Uganda bandit Kony's inhumanity meets the Internet
Joseph Kony is living evidence of the heartening proposition that, thanks to the digital revolution, it's getting harder to perpetrate atrocities outside of public view.
The Ugandan bandit had largely faded from public consciousness until Monday, when a polished video about his Lord's Resistance Army and its atrocities was released by the advocacy group Invisible Children. It quickly went viral on the Internet, racking up 37 million YouTube views and igniting passionate anti-Kony feeling among young people.
Now practically everyone has been reminded that Kony has forced kidnapped children to fight or provide sex for his ragtag army. In 2005 the International Criminal Court issued a warrant for his arrest, and soldiers from several nations, advised by American special forces, are hunting for him even now.

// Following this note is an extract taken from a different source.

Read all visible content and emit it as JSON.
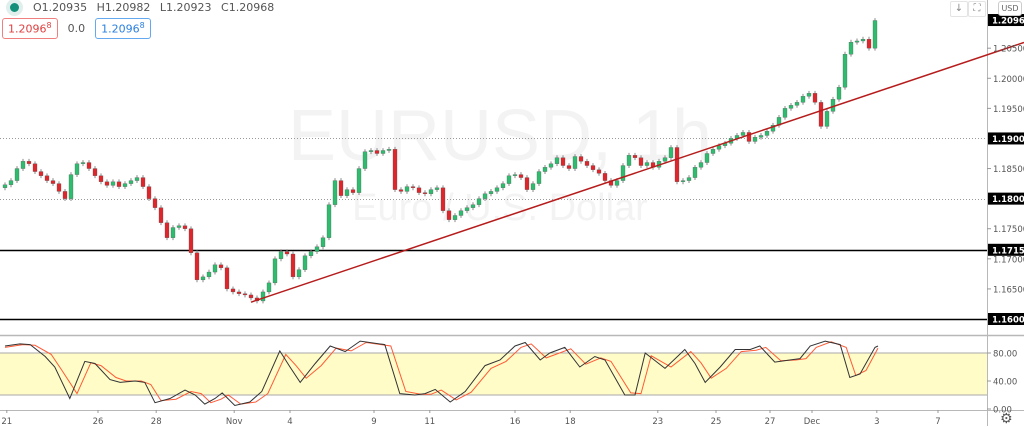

It's great that attention has been focused on the horrors Kony has perpetrated -- and gratifying to think that such outrages can no longer as easily be carried out in secret. We hope the global focus will help bring him to justice, but whether it succeeds or not, at the very least it shows how social media and provocative video can focus attention on such wrongs.

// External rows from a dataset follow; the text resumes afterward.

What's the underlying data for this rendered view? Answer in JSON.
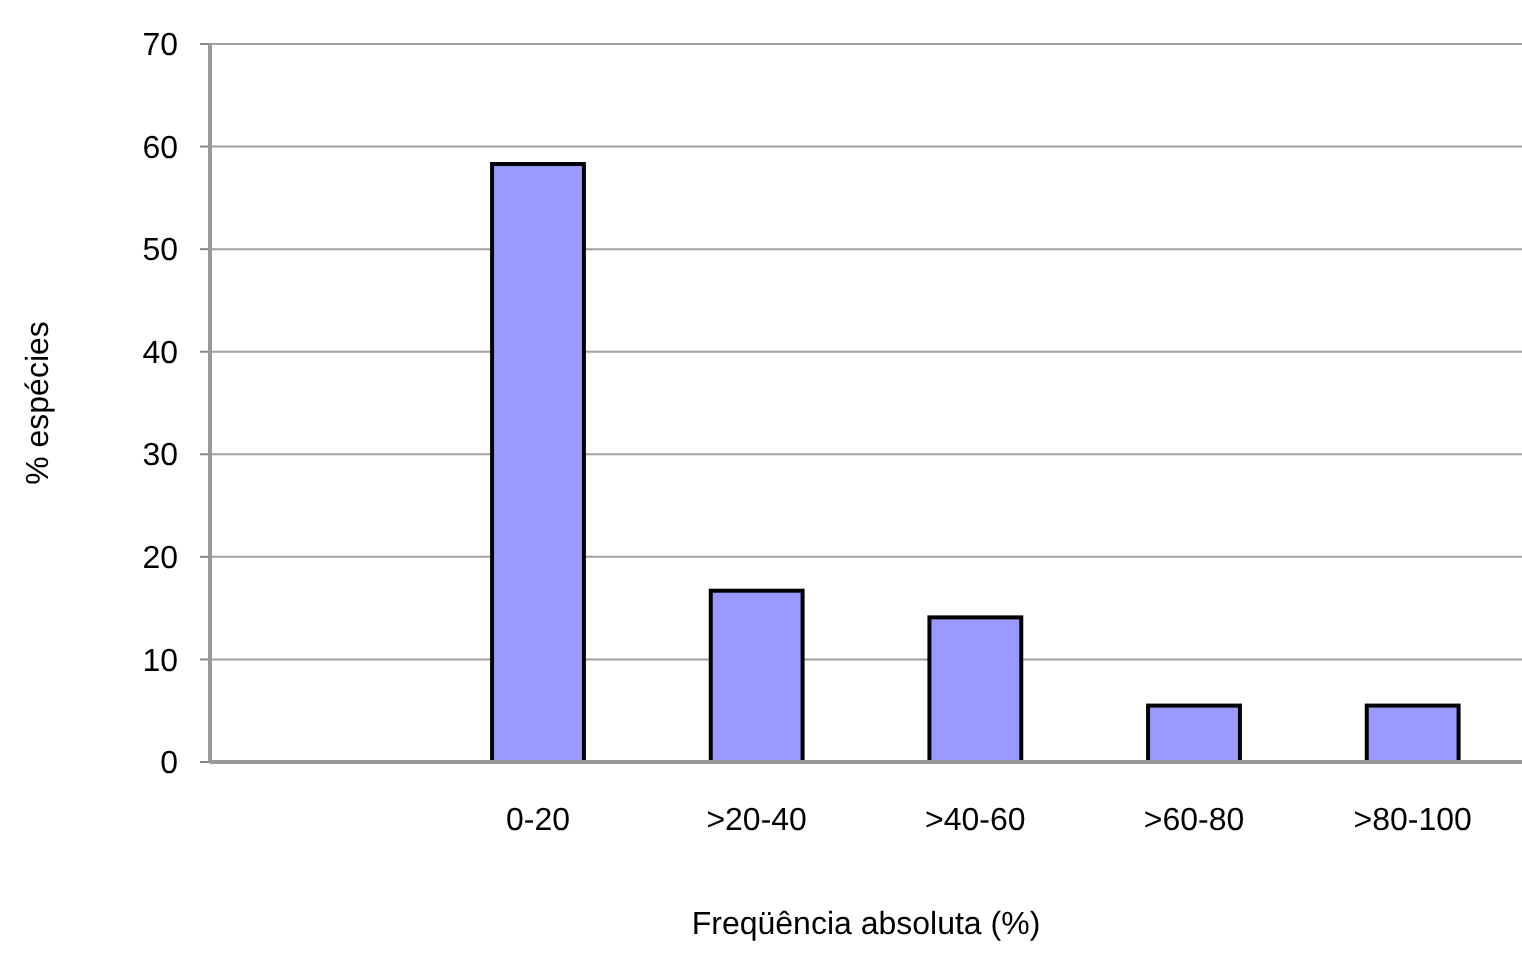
{
  "chart_data": {
    "type": "bar",
    "xlabel": "Freqüência absoluta (%)",
    "ylabel": "% espécies",
    "categories": [
      null,
      "0-20",
      ">20-40",
      ">40-60",
      ">60-80",
      ">80-100"
    ],
    "values": [
      null,
      58.3,
      16.7,
      14.1,
      5.5,
      5.5
    ],
    "color": "#9999ff",
    "ylim": [
      0,
      70
    ],
    "yticks": [
      0,
      10,
      20,
      30,
      40,
      50,
      60,
      70
    ],
    "grid": "y"
  }
}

Abuses will still occur, of course; the Internet can't abolish evil. What's more, the viral documentary, titled "Kony 2012," leaves hard questions unanswered. It says little about whether or to what extent the U.S. or the rest of the world should intercede. Instead it urges people to agitate, put up posters and wear bracelets to keep the political pressure on President Barack Obama, who sent 100 American advisers to help in the hunt. (Kony has left Uganda, operating instead in Congo and neighboring countries.)
Foreign pressure may not bring Kony to justice, but the ubiquity of camera-equipped cellphones and digital sharing may give bad guys like him pause -- and empower their victims to better protect themselves.
Perhaps the Rwandan genocide, or the mass murders by the Nazis, will be just a little harder to replicate now that it's likelier somebody, somewhere, will be watching.